Davide Fioranelli, general partner di Lumen II, ha commentato: “Sosteniamo Autoconnexa perché è una delle realtà Insurtech più interessanti emerse in Italia negli ultimi anni. Usa la tecnologia come leva per un’industria più efficiente e responsabile”. Fioranelli ha sottolineato anche la visione a lungo termine, “con l’obiettivo di creare valore per tutto l’ecosistema”.
Francesca Ottier, responsabile del fondo Italia Venture II di Cdp Venture Capital, ha evidenziato come l’investimento sia anche un modo per rafforzare un polo di innovazione tecnologica nel Sud: “Il settore assicurativo auto sta cambiando profondamente. La telematica e i dati permettono di costruire modelli più trasparenti, efficienti e capaci di premiare chi guida in modo sostenibile”.
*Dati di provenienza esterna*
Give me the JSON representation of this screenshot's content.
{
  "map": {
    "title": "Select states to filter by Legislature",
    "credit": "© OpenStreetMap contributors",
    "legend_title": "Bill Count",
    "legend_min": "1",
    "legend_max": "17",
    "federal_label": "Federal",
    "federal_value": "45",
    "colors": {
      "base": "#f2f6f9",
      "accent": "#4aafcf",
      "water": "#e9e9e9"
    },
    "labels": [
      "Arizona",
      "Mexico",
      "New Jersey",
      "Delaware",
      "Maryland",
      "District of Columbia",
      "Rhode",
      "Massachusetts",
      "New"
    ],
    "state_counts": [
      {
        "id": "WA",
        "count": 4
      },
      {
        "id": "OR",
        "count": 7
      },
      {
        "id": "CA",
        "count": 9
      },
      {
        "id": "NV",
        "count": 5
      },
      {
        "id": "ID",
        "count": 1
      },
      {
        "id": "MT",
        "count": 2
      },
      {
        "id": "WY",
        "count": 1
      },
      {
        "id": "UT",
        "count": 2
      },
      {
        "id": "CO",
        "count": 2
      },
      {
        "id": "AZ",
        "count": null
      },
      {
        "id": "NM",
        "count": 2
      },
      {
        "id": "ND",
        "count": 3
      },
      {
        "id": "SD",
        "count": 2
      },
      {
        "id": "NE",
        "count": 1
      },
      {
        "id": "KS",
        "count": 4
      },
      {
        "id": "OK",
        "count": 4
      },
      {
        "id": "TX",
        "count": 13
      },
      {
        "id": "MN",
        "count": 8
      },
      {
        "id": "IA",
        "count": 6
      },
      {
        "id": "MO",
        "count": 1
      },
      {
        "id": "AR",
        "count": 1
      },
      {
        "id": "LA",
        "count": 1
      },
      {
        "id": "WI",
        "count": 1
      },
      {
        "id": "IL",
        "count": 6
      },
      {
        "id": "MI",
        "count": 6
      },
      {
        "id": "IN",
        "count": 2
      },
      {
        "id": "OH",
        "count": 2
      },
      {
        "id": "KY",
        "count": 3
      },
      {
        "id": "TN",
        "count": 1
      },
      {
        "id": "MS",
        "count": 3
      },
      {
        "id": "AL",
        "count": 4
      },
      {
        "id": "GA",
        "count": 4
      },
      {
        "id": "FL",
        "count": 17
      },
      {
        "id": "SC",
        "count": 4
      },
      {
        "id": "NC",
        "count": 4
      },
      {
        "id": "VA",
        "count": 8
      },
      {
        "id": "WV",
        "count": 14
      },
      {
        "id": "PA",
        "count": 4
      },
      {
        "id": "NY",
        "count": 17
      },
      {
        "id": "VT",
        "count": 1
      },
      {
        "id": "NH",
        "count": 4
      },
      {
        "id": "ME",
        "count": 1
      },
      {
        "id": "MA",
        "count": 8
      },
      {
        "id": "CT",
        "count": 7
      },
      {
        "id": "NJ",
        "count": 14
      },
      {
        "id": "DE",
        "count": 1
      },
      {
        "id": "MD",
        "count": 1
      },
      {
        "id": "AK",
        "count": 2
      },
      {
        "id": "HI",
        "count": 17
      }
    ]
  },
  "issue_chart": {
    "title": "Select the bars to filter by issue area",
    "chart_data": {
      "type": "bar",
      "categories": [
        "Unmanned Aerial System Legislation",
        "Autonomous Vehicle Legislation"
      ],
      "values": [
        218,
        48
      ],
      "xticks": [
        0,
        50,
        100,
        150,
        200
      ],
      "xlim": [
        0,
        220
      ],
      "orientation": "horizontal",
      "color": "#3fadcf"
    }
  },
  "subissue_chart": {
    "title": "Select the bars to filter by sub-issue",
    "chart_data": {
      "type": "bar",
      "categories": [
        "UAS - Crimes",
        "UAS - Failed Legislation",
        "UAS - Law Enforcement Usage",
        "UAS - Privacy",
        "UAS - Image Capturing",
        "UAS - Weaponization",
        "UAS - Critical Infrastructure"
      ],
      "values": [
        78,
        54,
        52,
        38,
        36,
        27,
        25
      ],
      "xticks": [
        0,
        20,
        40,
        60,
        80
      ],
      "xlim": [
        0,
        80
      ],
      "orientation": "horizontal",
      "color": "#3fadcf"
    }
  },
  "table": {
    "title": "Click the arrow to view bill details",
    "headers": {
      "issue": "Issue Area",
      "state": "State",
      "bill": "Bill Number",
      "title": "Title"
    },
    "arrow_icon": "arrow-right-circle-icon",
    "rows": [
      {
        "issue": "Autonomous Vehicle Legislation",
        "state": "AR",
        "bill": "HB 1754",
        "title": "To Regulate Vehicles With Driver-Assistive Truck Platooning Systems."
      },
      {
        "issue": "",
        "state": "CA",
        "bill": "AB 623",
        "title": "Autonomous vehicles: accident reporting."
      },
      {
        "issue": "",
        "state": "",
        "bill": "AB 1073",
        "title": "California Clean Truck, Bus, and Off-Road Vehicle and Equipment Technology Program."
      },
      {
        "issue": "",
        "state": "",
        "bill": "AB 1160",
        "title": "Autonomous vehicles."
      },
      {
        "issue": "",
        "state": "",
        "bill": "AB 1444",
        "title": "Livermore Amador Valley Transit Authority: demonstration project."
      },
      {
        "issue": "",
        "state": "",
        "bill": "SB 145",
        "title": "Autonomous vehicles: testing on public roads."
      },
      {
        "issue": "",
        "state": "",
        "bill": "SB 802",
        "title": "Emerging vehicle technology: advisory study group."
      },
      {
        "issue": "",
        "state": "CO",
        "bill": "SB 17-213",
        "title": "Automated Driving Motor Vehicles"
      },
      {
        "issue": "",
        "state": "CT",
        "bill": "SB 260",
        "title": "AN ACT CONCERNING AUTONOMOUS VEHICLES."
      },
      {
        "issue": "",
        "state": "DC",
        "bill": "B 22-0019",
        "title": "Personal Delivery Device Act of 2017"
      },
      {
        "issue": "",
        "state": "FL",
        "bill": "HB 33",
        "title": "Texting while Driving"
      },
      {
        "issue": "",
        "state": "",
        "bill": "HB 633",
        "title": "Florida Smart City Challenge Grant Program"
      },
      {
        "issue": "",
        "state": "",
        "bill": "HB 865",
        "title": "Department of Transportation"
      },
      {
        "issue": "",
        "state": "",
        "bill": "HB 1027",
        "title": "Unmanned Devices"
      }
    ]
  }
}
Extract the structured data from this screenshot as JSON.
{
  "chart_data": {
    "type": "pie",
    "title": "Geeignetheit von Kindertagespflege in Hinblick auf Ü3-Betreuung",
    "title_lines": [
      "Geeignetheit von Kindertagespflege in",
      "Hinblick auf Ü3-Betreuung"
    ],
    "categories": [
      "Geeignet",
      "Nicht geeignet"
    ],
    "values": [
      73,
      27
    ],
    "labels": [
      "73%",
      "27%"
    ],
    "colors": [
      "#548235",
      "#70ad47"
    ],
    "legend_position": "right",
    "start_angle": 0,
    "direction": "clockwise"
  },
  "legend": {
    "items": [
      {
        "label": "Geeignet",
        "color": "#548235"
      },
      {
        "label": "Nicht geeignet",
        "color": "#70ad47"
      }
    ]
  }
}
Sicurezza e ambiente al primo posto
La crescita di Autoconnexa poggia su due punti fermi: sicurezza sulle strade ed ecosostenibilità. Il sistema sviluppato dalla startup non si limita a raccogliere dati, ma li trasforma in strumenti concreti per migliorare la sicurezza e ridurre l’impatto ambientale dei veicoli. “Innovare vuol dire anche prendersi responsabilità verso le persone, l’ambiente e il sistema industriale”, ha detto Daina.
Andrea Riva, responsabile open innovation di Crédit Agricole Italia, ha spiegato che l’ingresso nel capitale nasce dal desiderio di seguire da vicino l’evoluzione delle nuove tecnologie per una mobilità più sostenibile. “Vogliamo creare nuove partnership strategiche per rispondere alle future esigenze dei clienti del nostro gruppo”, ha aggiunto.
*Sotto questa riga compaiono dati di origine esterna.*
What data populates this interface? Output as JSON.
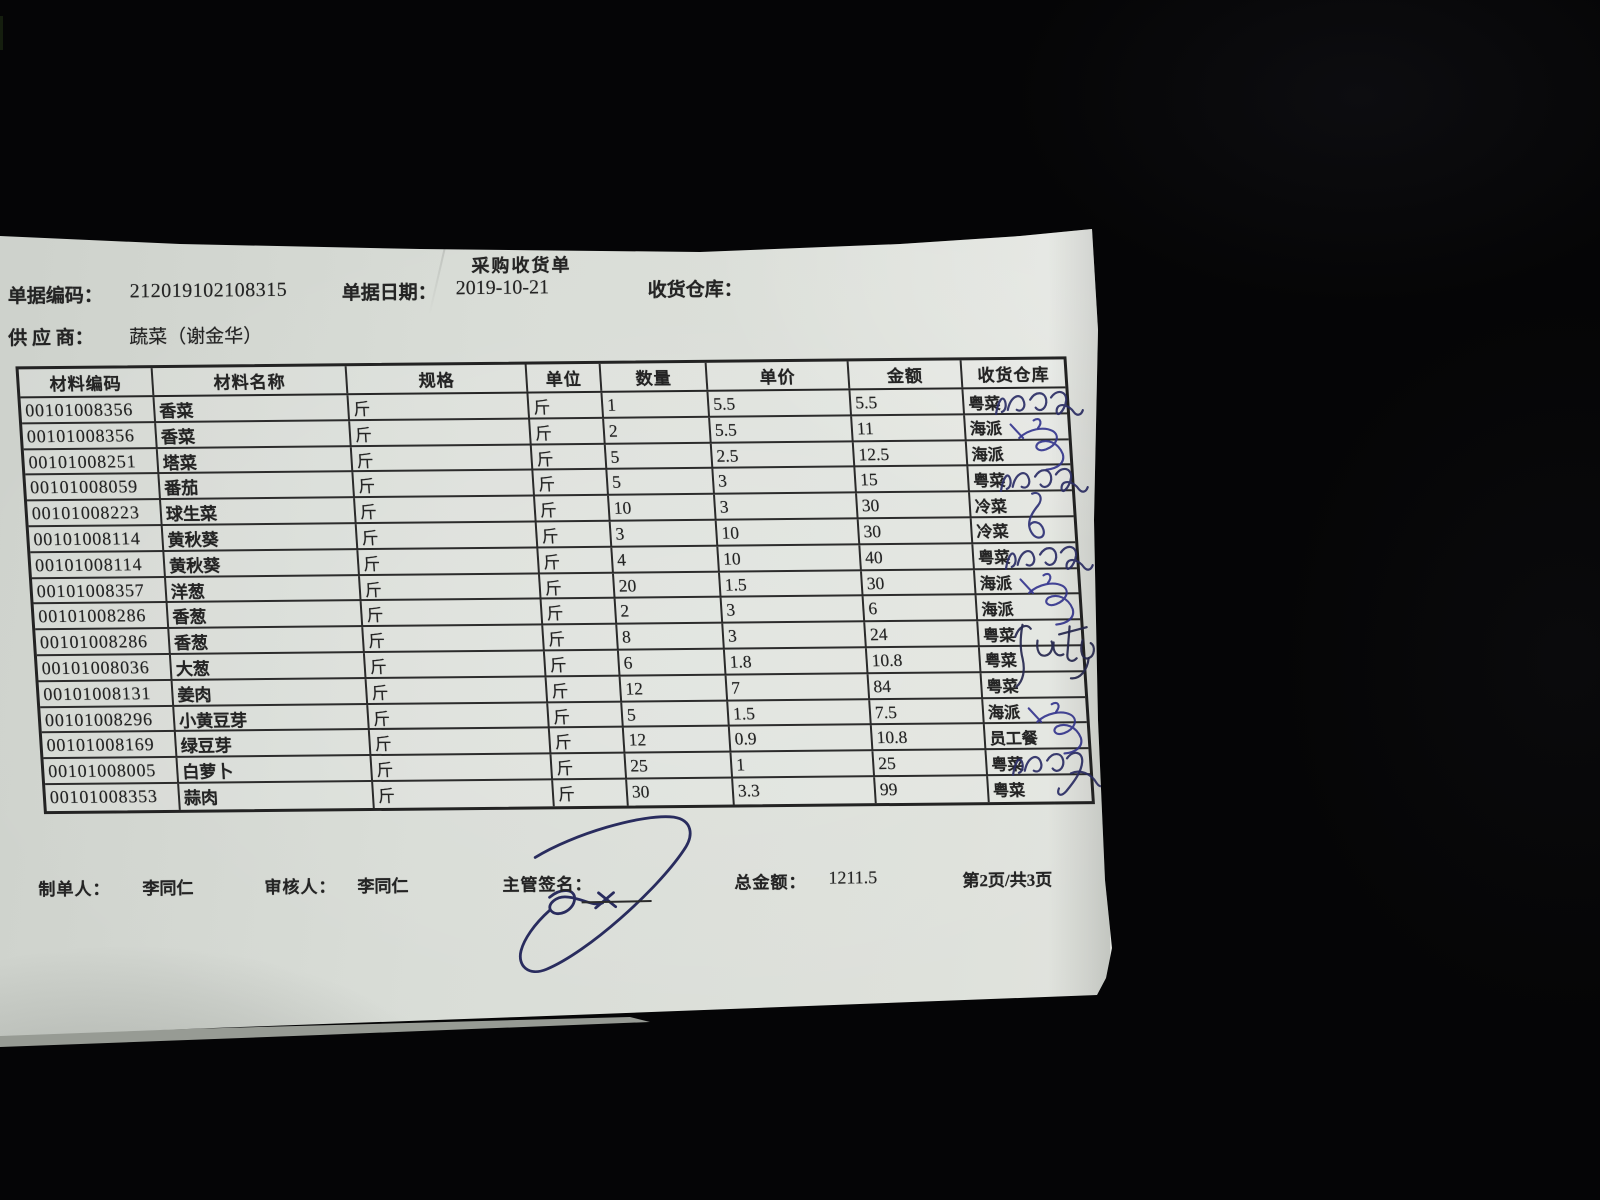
{
  "photo": {
    "background_color": "#050506",
    "paper_color": "#d8dcd6",
    "print_color": "#242424",
    "ink_color": "#2b2e66"
  },
  "document": {
    "title": "采购收货单",
    "fields": {
      "doc_code_label": "单据编码：",
      "doc_code": "212019102108315",
      "doc_date_label": "单据日期：",
      "doc_date": "2019-10-21",
      "warehouse_label": "收货仓库：",
      "warehouse_value": "",
      "supplier_label": "供 应 商：",
      "supplier": "蔬菜（谢金华）"
    },
    "table": {
      "columns": [
        "材料编码",
        "材料名称",
        "规格",
        "单位",
        "数量",
        "单价",
        "金额",
        "收货仓库"
      ],
      "rows": [
        {
          "code": "00101008356",
          "name": "香菜",
          "spec": "斤",
          "unit": "斤",
          "qty": "1",
          "price": "5.5",
          "amount": "5.5",
          "warehouse": "粤菜",
          "sig": "wavy"
        },
        {
          "code": "00101008356",
          "name": "香菜",
          "spec": "斤",
          "unit": "斤",
          "qty": "2",
          "price": "5.5",
          "amount": "11",
          "warehouse": "海派",
          "sig": "dragon"
        },
        {
          "code": "00101008251",
          "name": "塔菜",
          "spec": "斤",
          "unit": "斤",
          "qty": "5",
          "price": "2.5",
          "amount": "12.5",
          "warehouse": "海派",
          "sig": null
        },
        {
          "code": "00101008059",
          "name": "番茄",
          "spec": "斤",
          "unit": "斤",
          "qty": "5",
          "price": "3",
          "amount": "15",
          "warehouse": "粤菜",
          "sig": "wavy"
        },
        {
          "code": "00101008223",
          "name": "球生菜",
          "spec": "斤",
          "unit": "斤",
          "qty": "10",
          "price": "3",
          "amount": "30",
          "warehouse": "冷菜",
          "sig": "loop"
        },
        {
          "code": "00101008114",
          "name": "黄秋葵",
          "spec": "斤",
          "unit": "斤",
          "qty": "3",
          "price": "10",
          "amount": "30",
          "warehouse": "冷菜",
          "sig": null
        },
        {
          "code": "00101008114",
          "name": "黄秋葵",
          "spec": "斤",
          "unit": "斤",
          "qty": "4",
          "price": "10",
          "amount": "40",
          "warehouse": "粤菜",
          "sig": "wavy"
        },
        {
          "code": "00101008357",
          "name": "洋葱",
          "spec": "斤",
          "unit": "斤",
          "qty": "20",
          "price": "1.5",
          "amount": "30",
          "warehouse": "海派",
          "sig": "dragon"
        },
        {
          "code": "00101008286",
          "name": "香葱",
          "spec": "斤",
          "unit": "斤",
          "qty": "2",
          "price": "3",
          "amount": "6",
          "warehouse": "海派",
          "sig": null
        },
        {
          "code": "00101008286",
          "name": "香葱",
          "spec": "斤",
          "unit": "斤",
          "qty": "8",
          "price": "3",
          "amount": "24",
          "warehouse": "粤菜",
          "sig": "kwty"
        },
        {
          "code": "00101008036",
          "name": "大葱",
          "spec": "斤",
          "unit": "斤",
          "qty": "6",
          "price": "1.8",
          "amount": "10.8",
          "warehouse": "粤菜",
          "sig": null
        },
        {
          "code": "00101008131",
          "name": "姜肉",
          "spec": "斤",
          "unit": "斤",
          "qty": "12",
          "price": "7",
          "amount": "84",
          "warehouse": "粤菜",
          "sig": null
        },
        {
          "code": "00101008296",
          "name": "小黄豆芽",
          "spec": "斤",
          "unit": "斤",
          "qty": "5",
          "price": "1.5",
          "amount": "7.5",
          "warehouse": "海派",
          "sig": "dragon"
        },
        {
          "code": "00101008169",
          "name": "绿豆芽",
          "spec": "斤",
          "unit": "斤",
          "qty": "12",
          "price": "0.9",
          "amount": "10.8",
          "warehouse": "员工餐",
          "sig": null
        },
        {
          "code": "00101008005",
          "name": "白萝卜",
          "spec": "斤",
          "unit": "斤",
          "qty": "25",
          "price": "1",
          "amount": "25",
          "warehouse": "粤菜",
          "sig": "wavyTall"
        },
        {
          "code": "00101008353",
          "name": "蒜肉",
          "spec": "斤",
          "unit": "斤",
          "qty": "30",
          "price": "3.3",
          "amount": "99",
          "warehouse": "粤菜",
          "sig": null
        }
      ]
    },
    "footer": {
      "maker_label": "制单人：",
      "maker": "李同仁",
      "auditor_label": "审核人：",
      "auditor": "李同仁",
      "sign_label": "主管签名：",
      "supervisor_signed": true,
      "total_label": "总金额：",
      "total": "1211.5",
      "page_info": "第2页/共3页"
    }
  }
}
Governance solida e nuovi traguardi
Dopo l’aumento di capitale, il consiglio di amministrazione è stato confermato, con l’ingresso di Davide Fioranelli come nuovo membro scelto dai nuovi investitori. Restano in carica Jamie Brown, Marta Daina e Vittorio Giusti. Robin Daina mantiene il ruolo di amministratore delegato, garantendo continuità nella strategia.
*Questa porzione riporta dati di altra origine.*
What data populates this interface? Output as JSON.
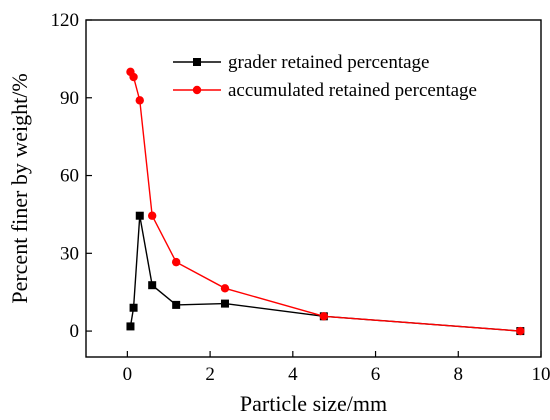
{
  "chart_data": {
    "type": "line",
    "title": "",
    "xlabel": "Particle size/mm",
    "ylabel": "Percent finer by weight/%",
    "xlim": [
      -1,
      10
    ],
    "ylim": [
      -10,
      120
    ],
    "xticks": [
      0,
      2,
      4,
      6,
      8,
      10
    ],
    "yticks": [
      0,
      30,
      60,
      90,
      120
    ],
    "grid": false,
    "legend_position": "top-right",
    "series": [
      {
        "name": "grader retained percentage",
        "color": "#000000",
        "marker": "square",
        "x": [
          0.075,
          0.15,
          0.3,
          0.6,
          1.18,
          2.36,
          4.75,
          9.5
        ],
        "y": [
          1.8,
          9.0,
          44.5,
          17.7,
          10.1,
          10.6,
          5.7,
          0.0
        ]
      },
      {
        "name": "accumulated retained percentage",
        "color": "#ff0000",
        "marker": "circle",
        "x": [
          0.075,
          0.15,
          0.3,
          0.6,
          1.18,
          2.36,
          4.75,
          9.5
        ],
        "y": [
          100.0,
          98.0,
          89.0,
          44.5,
          26.6,
          16.5,
          5.7,
          0.0
        ]
      }
    ]
  }
}
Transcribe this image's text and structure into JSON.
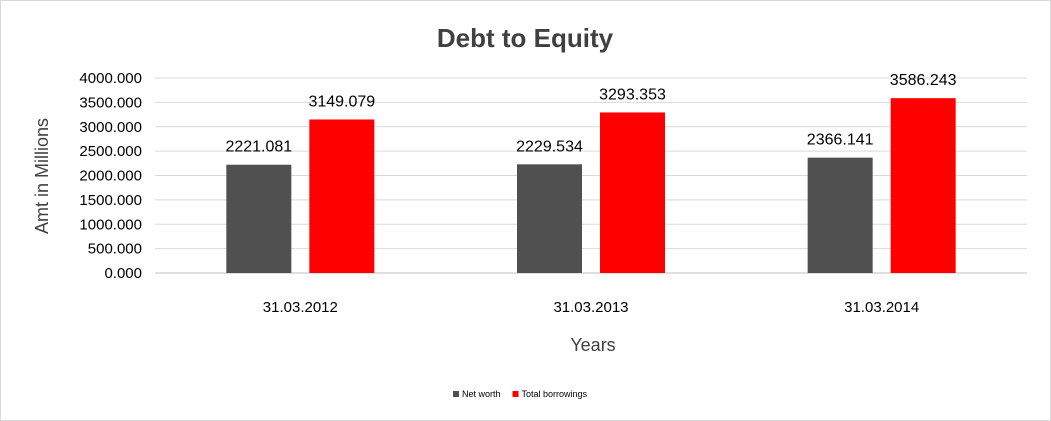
{
  "chart_data": {
    "type": "bar",
    "title": "Debt to Equity",
    "xlabel": "Years",
    "ylabel": "Amt in Millions",
    "categories": [
      "31.03.2012",
      "31.03.2013",
      "31.03.2014"
    ],
    "series": [
      {
        "name": "Net worth",
        "color": "#505050",
        "values": [
          2221.081,
          2229.534,
          2366.141
        ]
      },
      {
        "name": "Total borrowings",
        "color": "#ff0000",
        "values": [
          3149.079,
          3293.353,
          3586.243
        ]
      }
    ],
    "ylim": [
      0,
      4000
    ],
    "yticks": [
      "0.000",
      "500.000",
      "1000.000",
      "1500.000",
      "2000.000",
      "2500.000",
      "3000.000",
      "3500.000",
      "4000.000"
    ],
    "grid": true,
    "legend_position": "bottom"
  }
}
Sergio Brizzo e Giorgio Gorelli, rappresentanti del Club degli Investitori, hanno sottolineato come sia stato decisivo il valore del team: “Competenza, visione e una resilienza fuori dal comune. Sono queste le qualità che hanno permesso ad Autoconnexa di arrivare fin qui con basi solide”.
Con questo nuovo capitale, Autoconnexa si rafforza nel panorama italiano come partner tecnologico per banche, compagnie assicurative e, guardando avanti, anche per aziende dell’automotive e delle telecomunicazioni. L’obiettivo è chiaro: costruire un ecosistema assicurativo più sicuro, sostenibile e pronto a rispondere alle sfide della mobilità di oggi.